Perú: Nuevo plan busca detectar la Leucemia Linfática Aguda

Especialistas destacan que para afrontar este cáncer es importante detectarlo de manera temprana en los establecimientos de salud.
Andina

La leucemia linfática aguda en un tipo de cáncer en la sangre más frecuente en niños y adolescentes que debe tomarse en cuenta porque no presenta síntomas característicos. Los signos y síntomas como fiebre, falta de apetito, malestar, dolor articular, entre otros, son similares a otras enfermedades comunes, alertó el especialista Julio Barredo.

Barredo, hematólogo, oncólogo y pediatra de la Universidad de Miami (EEUU), explicó que si una enfermedad en el niño no sana en el tiempo prudencial, como una infección viral que dura de 10 a 12 días aproximadamente, se debe comenzar a investigarla tomando en cuenta el alto índice de sospecha por parte del médico especialista.

“Aproximadamente, el 40% y 45% de los cánceres que se dan a esas edades está representado por las leucemias agudas, de las cuales la leucemia linfática aguda es la más frecuente (80%). El proceso de diagnóstico comienza con un hemograma (análisis de sangre) el cual puede tener algunos cambios anormales que conlleven a realizar la referencia del paciente a un centro especializado”, señaló.

El médico peruano  se encuentra en el país para participar en la implementación del “Plan Nacional de Atención Integral de la Leucemia Linfática Aguda en Pacientes de 1 a 21 años de edad”, del Ministerio de Salud (Minsa).

Para afrontar este cáncer es importante detectarlo de manera temprana en los establecimientos de salud. “Cuando se detecta tardíamente la enfermedad, el organismo del paciente estará más comprometido y puede tener más complicaciones tanto por la leucemia misma como por el tratamiento propio que se brinda inicialmente”, señaló.

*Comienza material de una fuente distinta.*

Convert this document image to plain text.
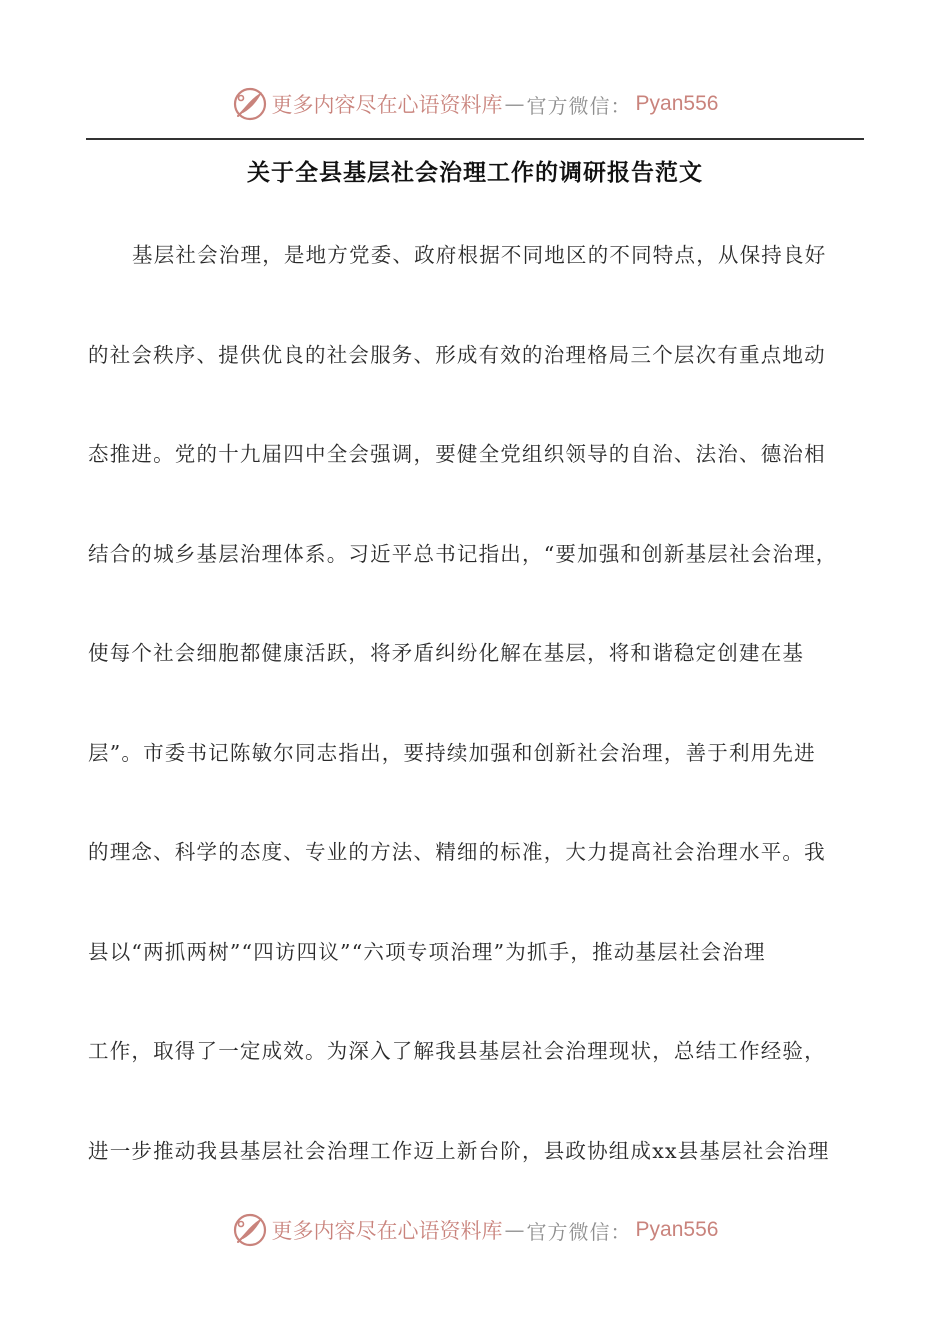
更多内容尽在心语资料库 — 官方微信： Pyan556
关于全县基层社会治理工作的调研报告范文
基层社会治理，是地方党委、政府根据不同地区的不同特点，从保持良好
的社会秩序、提供优良的社会服务、形成有效的治理格局三个层次有重点地动
态推进。党的十九届四中全会强调，要健全党组织领导的自治、法治、德治相
结合的城乡基层治理体系。习近平总书记指出，“要加强和创新基层社会治理，
使每个社会细胞都健康活跃，将矛盾纠纷化解在基层，将和谐稳定创建在基
层”。市委书记陈敏尔同志指出，要持续加强和创新社会治理，善于利用先进
的理念、科学的态度、专业的方法、精细的标准，大力提高社会治理水平。我
县以“两抓两树”“四访四议”“六项专项治理”为抓手，推动基层社会治理
工作，取得了一定成效。为深入了解我县基层社会治理现状，总结工作经验，
进一步推动我县基层社会治理工作迈上新台阶，县政协组成xx县基层社会治理
更多内容尽在心语资料库 — 官方微信： Pyan556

“Los primeros seis meses de tratamiento son bastantes intensos, los dos años y medio subsiguientes son generalmente ambulatorios, logrando que el niño pueda reintegrarse a sus actividades cotidianas. El tratamiento completo dura, por tanto, 3 años”, explicó.

Barredo destacó que el avance en el tratamiento es significativo, que en países como Estados Unidos y en los de Europa el porcentaje de curación definitiva de los niños es alrededor del 90%.

Asimismo, precisó que la mayoría de las recaídas en el paciente ocurren durante los primeros tres años o durante el primer año posterior al tratamiento.

“No hay ninguna evidencia que la leucemia linfática aguda se trasmita de manera hereditaria de padres a hijos, tampoco se contagia”, precisó el galeno.

Barredo es un destacado médico graduado en la Universidad Nacional Mayor de San Marcos, investigador de nuevas estrategias de tratamiento, protocolos clínicos y terapias para la leucemia linfática aguda infantil y jefe del Servicio de Pediatría del Sylvester Comprehensive Cancer Center de la Universidad de Miami (EE.UU).